On Sunday, US Under Secretary for International Trade Franklin L Lavin sampled the delights of Delhi streets.
He travelled on the Metro (crowded even on a Sunday), got off at Chawri Bazaar, tried a golgappa (minus the fire-water which his aides persuaded him was swimming with streptococcus bacilli) and got a feel of India.
On Monday, as Indian and American officials shrugged off their jackets, rolled up their shirtsleeves and got down to wrestling with stubborn bureaucracies and entrenched mindsets, Lavin said they chipped away at all the problems and impediments in Indo-US commercial relations.
"The Indian government is as complex as the US government," he told Business Standard in an exclusive interview. "We got together to ask each other: Is there really a problem? In general, we found that there was a high level of convergence between Indian and US investors."
But he conceded that there were sectoral issues. In the biggest ever delegation of US companies to any country ever, a number of US health equipment manufacturers felt that product licensing norms in India were less rigorous than world norms.
So health ministry officials, the Indian and the US private sector spent a morning debating how the Indian regulatory system could be made more rigorous in the interests of quality and intellectual property right protection.
Lavin said there were other more serious impediments: US companies were prohibited from owning entire businesses in the pension, insurance, telephony, cable and satellite and retailing sectors.
He agreed that Indian companies had a problem too: Indian banks had applied for licenses to operate in the US but were still waiting for clearance. But this, he attributed to scrutiny of an independent regulator. "The US has 120 foreign banks. 19 per cent of US bank assets are under foreign control.

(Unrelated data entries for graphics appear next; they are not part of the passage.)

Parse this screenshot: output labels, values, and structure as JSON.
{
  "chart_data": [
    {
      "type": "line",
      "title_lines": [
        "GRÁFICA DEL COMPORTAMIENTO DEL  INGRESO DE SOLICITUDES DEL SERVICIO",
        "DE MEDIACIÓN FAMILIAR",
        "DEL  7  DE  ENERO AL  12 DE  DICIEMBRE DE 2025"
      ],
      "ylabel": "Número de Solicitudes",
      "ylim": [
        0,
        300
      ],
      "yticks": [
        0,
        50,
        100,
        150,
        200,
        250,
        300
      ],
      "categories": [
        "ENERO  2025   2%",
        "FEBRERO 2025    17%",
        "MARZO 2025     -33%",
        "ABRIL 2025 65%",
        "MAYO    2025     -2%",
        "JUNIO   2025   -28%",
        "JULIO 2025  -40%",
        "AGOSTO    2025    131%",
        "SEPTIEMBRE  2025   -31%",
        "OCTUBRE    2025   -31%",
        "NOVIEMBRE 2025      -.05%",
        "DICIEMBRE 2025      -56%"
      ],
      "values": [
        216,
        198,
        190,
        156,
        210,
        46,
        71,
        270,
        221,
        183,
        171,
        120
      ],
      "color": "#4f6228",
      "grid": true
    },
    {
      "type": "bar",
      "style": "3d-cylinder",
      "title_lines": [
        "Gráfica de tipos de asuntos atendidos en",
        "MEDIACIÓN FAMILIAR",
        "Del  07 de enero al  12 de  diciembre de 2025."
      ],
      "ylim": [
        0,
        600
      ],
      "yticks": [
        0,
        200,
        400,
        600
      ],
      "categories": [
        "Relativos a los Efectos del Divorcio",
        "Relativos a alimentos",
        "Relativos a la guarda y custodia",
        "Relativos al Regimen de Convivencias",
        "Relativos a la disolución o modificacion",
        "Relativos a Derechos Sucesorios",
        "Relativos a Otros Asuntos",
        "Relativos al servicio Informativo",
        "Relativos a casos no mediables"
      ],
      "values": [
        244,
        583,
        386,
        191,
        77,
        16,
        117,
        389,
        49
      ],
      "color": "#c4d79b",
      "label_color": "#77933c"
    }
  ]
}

So it is not as if there are bars on foreign ownership," he said.
He added that there were federal and state-level controls on investments in the insurance sector in the US, but added that no Indian insurance company had applied to open branches in the US.
It was not that only the US had grouses. "The issue probably raised the most here is visas. But Ambassador Mulford has smoothened things out. The number of visas processed over the last one year has increased by 60 per cent. From 500,000 visas issued by the embassy last year, the number has gone up to 800,000."
Lavin said in the pharma sector, protection of intellectual property was another issue. The Indian pharma industry had evolved and become more sophisticated and better IPR protection was in Indian industry's own good. "You can't have people pirating my product and using another name," he said.
He said the US and India were paying for a history of neglect of commercial relations. This had caused a problem of mindsets on both sides, most evident over the fears and concerns about the Indo-US civil nuclear deal. But it was all changing.
"You can always tell at meetings when people are trying to obstruct; and when people are trying to find solutions. People are trying to find solutions here," he said.